The director Marjane Satrapi is a painter and visual artist as well and wanted a specific look for the film. She admitted that she wanted this film to be beautiful, saying: “I’m an aesthete and I come from a painting background. I can’t stand ugliness. I’m attracted by beauty.” I’d say she succeeded as Radioactive has an elegant visual style and even the laboratory scenes are lit and shot beautifully.
Have you watched Radioactive? Do you think it’s a conventional biopic or not?
I read Eve Curies biography of her mother. The casual way those early pioneers handled radioactive materials will curl your hair.
I was cringing everytime they handled radium. Unsafe. And I enjoyed the film.
I can picture viewers crying ‘dont touch that!’ at the screen.
They used to use radium to make glow-in-the-dark watch faces, and the women who were employed to paint the faces would lick the paintbrushes to keep them moist. Most of them developed cancer from that practice.
Nothing Sacred is a great contemporary screwball comedy about the radium girls. Carole Lombard plays a small-town girl who pretends to be dying of radium poisoning in order to garner sympathy and go on a “last great adventure.” Hijinks ensue.

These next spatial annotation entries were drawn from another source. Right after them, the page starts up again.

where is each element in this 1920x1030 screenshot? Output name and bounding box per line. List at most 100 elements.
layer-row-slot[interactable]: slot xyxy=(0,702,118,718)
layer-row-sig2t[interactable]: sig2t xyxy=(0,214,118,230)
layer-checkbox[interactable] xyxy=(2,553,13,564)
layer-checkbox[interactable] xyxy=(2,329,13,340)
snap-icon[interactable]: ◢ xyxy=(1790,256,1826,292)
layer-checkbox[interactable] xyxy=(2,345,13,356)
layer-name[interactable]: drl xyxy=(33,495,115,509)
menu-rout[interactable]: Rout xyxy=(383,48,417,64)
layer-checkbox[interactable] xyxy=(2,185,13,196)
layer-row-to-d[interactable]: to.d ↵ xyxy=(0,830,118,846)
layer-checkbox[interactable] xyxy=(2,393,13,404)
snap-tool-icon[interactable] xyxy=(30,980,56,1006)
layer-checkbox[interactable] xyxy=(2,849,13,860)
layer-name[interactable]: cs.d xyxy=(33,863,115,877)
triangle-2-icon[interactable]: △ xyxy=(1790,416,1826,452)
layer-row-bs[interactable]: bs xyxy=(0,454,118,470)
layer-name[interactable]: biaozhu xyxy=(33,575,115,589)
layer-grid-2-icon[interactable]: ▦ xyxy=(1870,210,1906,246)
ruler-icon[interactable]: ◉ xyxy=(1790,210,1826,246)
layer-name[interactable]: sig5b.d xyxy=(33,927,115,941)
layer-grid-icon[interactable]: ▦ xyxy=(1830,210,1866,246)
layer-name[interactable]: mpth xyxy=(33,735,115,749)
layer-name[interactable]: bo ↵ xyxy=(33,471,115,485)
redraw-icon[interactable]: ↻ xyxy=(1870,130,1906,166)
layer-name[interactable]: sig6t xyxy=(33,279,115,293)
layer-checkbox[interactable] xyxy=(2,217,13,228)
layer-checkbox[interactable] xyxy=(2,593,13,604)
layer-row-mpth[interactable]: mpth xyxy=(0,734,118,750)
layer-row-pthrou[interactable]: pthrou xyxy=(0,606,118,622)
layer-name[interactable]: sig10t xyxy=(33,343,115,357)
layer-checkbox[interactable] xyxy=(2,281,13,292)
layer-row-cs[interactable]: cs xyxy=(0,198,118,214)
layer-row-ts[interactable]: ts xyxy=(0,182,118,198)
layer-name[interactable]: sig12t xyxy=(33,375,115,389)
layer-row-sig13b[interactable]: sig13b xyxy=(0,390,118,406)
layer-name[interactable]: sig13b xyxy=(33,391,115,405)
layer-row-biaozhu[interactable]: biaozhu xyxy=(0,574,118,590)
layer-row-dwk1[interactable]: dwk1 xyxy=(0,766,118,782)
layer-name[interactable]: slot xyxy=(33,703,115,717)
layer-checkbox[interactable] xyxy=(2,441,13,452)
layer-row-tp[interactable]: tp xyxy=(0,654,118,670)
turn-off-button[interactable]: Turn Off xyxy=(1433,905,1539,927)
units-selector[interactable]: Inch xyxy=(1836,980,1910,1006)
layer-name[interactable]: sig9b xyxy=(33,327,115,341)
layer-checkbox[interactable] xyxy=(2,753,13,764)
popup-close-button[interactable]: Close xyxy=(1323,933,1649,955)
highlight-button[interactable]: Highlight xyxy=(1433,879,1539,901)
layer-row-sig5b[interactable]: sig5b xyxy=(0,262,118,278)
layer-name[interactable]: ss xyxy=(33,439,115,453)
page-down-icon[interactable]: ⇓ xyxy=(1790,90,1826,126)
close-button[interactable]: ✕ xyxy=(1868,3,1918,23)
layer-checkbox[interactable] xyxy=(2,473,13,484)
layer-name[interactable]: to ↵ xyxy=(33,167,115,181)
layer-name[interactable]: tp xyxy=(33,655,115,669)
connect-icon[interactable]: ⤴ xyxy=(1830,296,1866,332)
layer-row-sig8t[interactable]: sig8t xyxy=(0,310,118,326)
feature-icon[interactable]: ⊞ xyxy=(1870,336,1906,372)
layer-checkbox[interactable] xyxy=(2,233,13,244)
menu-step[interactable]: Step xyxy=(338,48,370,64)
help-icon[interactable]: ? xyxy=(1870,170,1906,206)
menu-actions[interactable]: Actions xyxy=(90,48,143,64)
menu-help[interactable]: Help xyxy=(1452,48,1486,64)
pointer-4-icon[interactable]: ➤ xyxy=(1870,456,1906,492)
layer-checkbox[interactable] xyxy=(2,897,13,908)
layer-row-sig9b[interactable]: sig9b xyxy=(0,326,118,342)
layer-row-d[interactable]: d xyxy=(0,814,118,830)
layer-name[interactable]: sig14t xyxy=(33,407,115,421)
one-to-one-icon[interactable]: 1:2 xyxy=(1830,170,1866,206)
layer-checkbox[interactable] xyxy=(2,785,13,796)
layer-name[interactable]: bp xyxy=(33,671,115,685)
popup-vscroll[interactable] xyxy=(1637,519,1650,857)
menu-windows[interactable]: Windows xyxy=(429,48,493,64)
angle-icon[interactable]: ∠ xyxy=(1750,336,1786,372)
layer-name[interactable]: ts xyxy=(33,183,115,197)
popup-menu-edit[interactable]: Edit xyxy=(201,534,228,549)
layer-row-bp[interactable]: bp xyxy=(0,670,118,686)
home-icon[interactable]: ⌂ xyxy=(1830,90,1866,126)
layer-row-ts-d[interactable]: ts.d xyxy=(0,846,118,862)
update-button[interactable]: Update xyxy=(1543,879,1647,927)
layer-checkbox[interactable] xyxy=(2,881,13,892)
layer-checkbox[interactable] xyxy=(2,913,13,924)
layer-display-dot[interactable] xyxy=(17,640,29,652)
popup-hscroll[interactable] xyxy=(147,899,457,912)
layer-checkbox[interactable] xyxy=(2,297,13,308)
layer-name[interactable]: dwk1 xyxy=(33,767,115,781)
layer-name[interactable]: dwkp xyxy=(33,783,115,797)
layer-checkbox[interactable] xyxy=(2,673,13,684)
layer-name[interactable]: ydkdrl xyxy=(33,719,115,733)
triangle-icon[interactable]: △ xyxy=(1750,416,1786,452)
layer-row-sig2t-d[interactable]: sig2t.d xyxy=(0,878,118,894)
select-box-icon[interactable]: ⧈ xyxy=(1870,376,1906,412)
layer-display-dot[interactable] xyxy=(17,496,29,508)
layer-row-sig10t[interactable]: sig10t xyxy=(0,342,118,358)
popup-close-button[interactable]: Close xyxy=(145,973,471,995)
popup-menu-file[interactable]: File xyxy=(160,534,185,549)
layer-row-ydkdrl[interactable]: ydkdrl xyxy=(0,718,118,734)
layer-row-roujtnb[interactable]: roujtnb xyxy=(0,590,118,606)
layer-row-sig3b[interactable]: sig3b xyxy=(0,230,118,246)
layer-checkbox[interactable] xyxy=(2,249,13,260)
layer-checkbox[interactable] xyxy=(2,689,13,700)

About a year ago, I went to Marie Curie’s lab (now a museum) in Paris. There’s an interesting exhibit on the radium craze of the 1920s and 30s. You can also see her actual lab space; it’s roped off like a standard historical museum, but literally everything in that room is still buzzing with radioactivity. I would have expected at least lead-plated glass or something! Snapped a few photos on my phone and scurried on out of there.
Hopefully you and your photos made it out safely. You’re braver than I.
I saw it came available on Amazon and definitely want to watch it, so I’m glad you liked it, Trystan. I don’t know much about her beyond the basics so I hope the invented key point isn’t too out there.
I liked it all right, but personally would have preferred it without the flash-forwards in time — they were jarring and jilted me out of the film even if they were showing the consequences of their discoveries. An end card stating “what this led to” would have worked just as well, IMO. But… just a personal preference. I like to feel immersed.
No, I haven’t seen this one yet, but I want to. Rosamund Pike is underrated as an actress, and I was intrigued by her being cast in this film. That, and you, the actual Marie Curie.
Just thought I’d leave this here…
https://www.imdb.com/title/tt5705058/
I had not heard of that 2016 film. Maybe FF will review as well?
I didn’t realize Marjane Satrapi directed this. I’m a fan of her Persepolis books, though not so much her later pieces.
…Can we please please have more women scientist biopics?